STATE HOUSE NEWS SERVICE

THE 2020 DECENNIAL US Census painted a portrait of a diversifying Massachusetts, and those changes stretched far beyond the state’s burgeoning urban centers to touch nearly every single municipality from Salisbury to Sheffield.

Every single city and town in the Bay State except for one saw its share of white residents as a percentage of the local population decrease from 2010 to 2020, matched by corresponding increases in the share of residents identifying as Black, Hispanic or Latino, Asian or some other racial demographic, according to data Census Bureau officials released last week.

That nearly universal trend carried through cities where people of color already represented a majority of the population, small towns far whiter than the statewide average, and suburban communities rapidly becoming more multicultural.

In 2010, about 53 percent of Everett’s residents and 83 percent of Avon’s population were white. The white share of the population in both communities dropped 19 percentage points — the largest change in the state — by 2020, transforming Everett into a mostly nonwhite community and pushing Avon to a point where almost four in 10 residents are people of color.
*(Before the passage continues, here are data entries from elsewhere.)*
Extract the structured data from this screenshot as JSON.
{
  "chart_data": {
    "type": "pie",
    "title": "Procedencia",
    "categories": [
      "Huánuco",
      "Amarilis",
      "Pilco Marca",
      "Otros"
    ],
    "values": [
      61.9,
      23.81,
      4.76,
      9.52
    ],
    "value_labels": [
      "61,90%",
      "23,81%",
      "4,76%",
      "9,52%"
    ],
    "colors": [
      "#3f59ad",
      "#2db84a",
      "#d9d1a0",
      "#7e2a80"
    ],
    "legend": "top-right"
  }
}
The latest Census data indicate that white residents still make up the largest subset, about 34 percent, of Everett’s 49,000-plus residents. More than 28 percent of the city’s population now identifies as Hispanic or Latino, up from 21 percent a decade ago.

The lone municipal-level exception to the Bay State’s pattern of becoming less white was Aquinnah, a tiny community on the western tip of Martha’s Vineyard. Ten years ago, about 56 percent of the town’s estimated 311 residents were white. In the 2020 Census, that rate rose to nearly 63 percent.
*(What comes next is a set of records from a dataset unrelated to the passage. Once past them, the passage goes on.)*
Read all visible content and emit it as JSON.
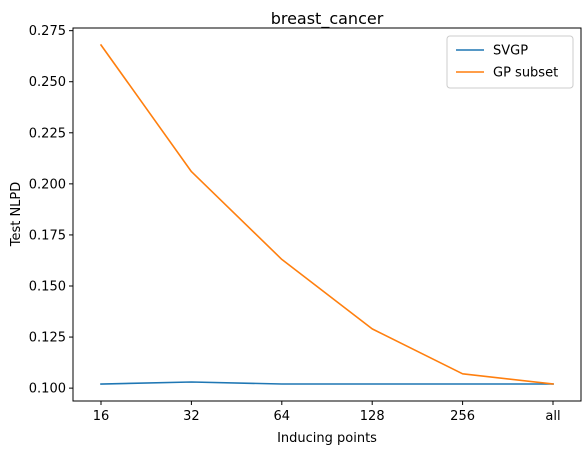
{
  "chart_data": {
    "type": "line",
    "title": "breast_cancer",
    "xlabel": "Inducing points",
    "ylabel": "Test NLPD",
    "categories": [
      "16",
      "32",
      "64",
      "128",
      "256",
      "all"
    ],
    "series": [
      {
        "name": "SVGP",
        "color": "#1f77b4",
        "values": [
          0.102,
          0.103,
          0.102,
          0.102,
          0.102,
          0.102
        ]
      },
      {
        "name": "GP subset",
        "color": "#ff7f0e",
        "values": [
          0.268,
          0.206,
          0.163,
          0.129,
          0.107,
          0.102
        ]
      }
    ],
    "yticks": [
      "0.100",
      "0.125",
      "0.150",
      "0.175",
      "0.200",
      "0.225",
      "0.250",
      "0.275"
    ],
    "ylim": [
      0.0937,
      0.2763
    ],
    "grid": false,
    "legend_position": "top-right"
  }
}
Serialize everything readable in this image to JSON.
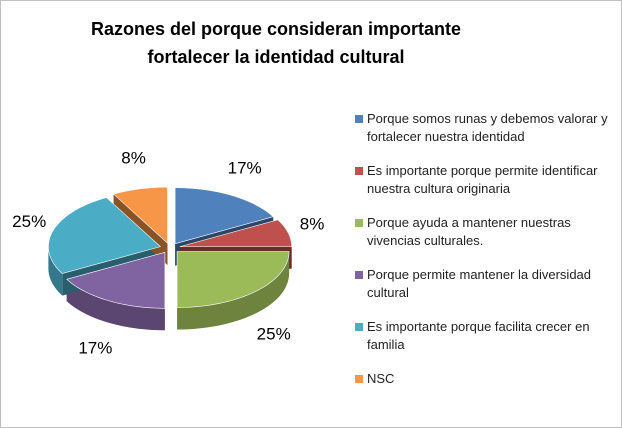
{
  "chart_data": {
    "type": "pie3d",
    "title": [
      "Razones del porque consideran importante",
      "fortalecer la identidad cultural"
    ],
    "categories": [
      "Porque somos runas y debemos valorar y fortalecer nuestra identidad",
      "Es importante porque permite identificar nuestra cultura originaria",
      "Porque ayuda a mantener nuestras vivencias culturales.",
      "Porque permite mantener la diversidad cultural",
      "Es importante porque facilita crecer en familia",
      "NSC"
    ],
    "values": [
      17,
      8,
      25,
      17,
      25,
      8
    ],
    "value_labels": [
      "17%",
      "8%",
      "25%",
      "17%",
      "25%",
      "8%"
    ],
    "colors": [
      "#4f81bd",
      "#c0504d",
      "#9bbb59",
      "#8064a2",
      "#4bacc6",
      "#f79646"
    ],
    "legend": "right"
  }
}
Statewide, the white population shrunk over the past 10 years while that of most racial minorities grew, continuing long-running demographic shifts in both Massachusetts — which historically has been whiter than the rest of the country — and in the United States as a whole.

The Bay State had about 235,000 more white residents in 2010 than it did in 2020, and the white share of the population dropped in that span from more than three-quarters to nearly two-thirds. Over the same period, the statewide Black share of the population increased from about 6 percent to 6.5 percent, the Hispanic or Latino share grew from 9.6 percent to 12.6 percent, and the share identifying as Asian rose from 5.3 percent to about 7.2 percent.
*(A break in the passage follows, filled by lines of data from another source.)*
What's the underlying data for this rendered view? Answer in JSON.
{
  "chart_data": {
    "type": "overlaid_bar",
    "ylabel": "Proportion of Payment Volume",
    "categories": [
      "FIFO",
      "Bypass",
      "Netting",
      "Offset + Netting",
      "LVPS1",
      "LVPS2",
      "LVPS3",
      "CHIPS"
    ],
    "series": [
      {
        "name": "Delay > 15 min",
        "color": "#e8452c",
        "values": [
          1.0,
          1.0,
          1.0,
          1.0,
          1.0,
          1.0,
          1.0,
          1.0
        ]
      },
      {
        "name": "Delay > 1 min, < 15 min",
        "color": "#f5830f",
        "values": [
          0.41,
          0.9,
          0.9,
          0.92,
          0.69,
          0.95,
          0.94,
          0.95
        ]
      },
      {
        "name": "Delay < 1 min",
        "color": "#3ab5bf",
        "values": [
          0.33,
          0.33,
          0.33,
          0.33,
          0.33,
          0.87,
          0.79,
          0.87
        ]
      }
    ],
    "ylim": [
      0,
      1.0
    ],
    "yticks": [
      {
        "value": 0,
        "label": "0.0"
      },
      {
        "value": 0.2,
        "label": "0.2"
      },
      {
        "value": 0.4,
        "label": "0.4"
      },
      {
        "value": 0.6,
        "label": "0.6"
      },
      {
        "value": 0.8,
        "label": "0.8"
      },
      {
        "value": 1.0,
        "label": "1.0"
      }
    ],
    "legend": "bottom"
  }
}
Massachusetts had 13 municipalities where non-white residents outnumbered white residents in 2020, five more than it did after the 2010 Census. The white share of the local population dropped below 50 percent in Everett, Lowell, Malden, Revere and Worcester over the past decade.

Everett, Lowell, Malden, Revere and Worcester now have more non-white residents than white residents, according to 2020 Census data. [Graphic: Chris Lisinski/SHNS]

With that change, white residents are now a minority of the population in six of the state’s 10 most populous cities: Boston, Worcester, Springfield, Lowell, Brockton and Lynn.

Fall River, which is about 71 percent white, is the only city in that top 10 list that is less diverse than Massachusetts as a whole.

And many smaller communities that were once homogenous have also undergone substantial transformation as the currents of demographic change swirl.

Take Hopkinton, a 28-square-mile MetroWest community perhaps best known as the starting point for the Boston Marathon, as an example. More than nine out of 10 of its residents were white in 2010, and the Census Bureau that year counted 654 town residents who identified as Asian.

Over the ensuing decade, the town’s Asian population exploded to about 3,300, a more than 400 percent increase. That rapid expansion helped Hopkinton’s overall population grow by more than a quarter since 2010, even as the town’s total number of white residents remained virtually flat.

The shifting racial makeup of the state could factor heavily into redistricting decisions that lawmakers will make in the coming months as they embark on the once-every-decade process of redrawing state legislative, congressional and Governor’s Council boundaries.

After the 2010 Census, the Legislature crafted 20 majority-minority districts in the House and three in the Senate.

By some accounts, that total no longer fully reflects the state: in February, the Lawyers for Civil Rights group published a report estimating that five existing House districts and one Senate district have transitioned from mostly white to mostly non-white since the last redistricting process.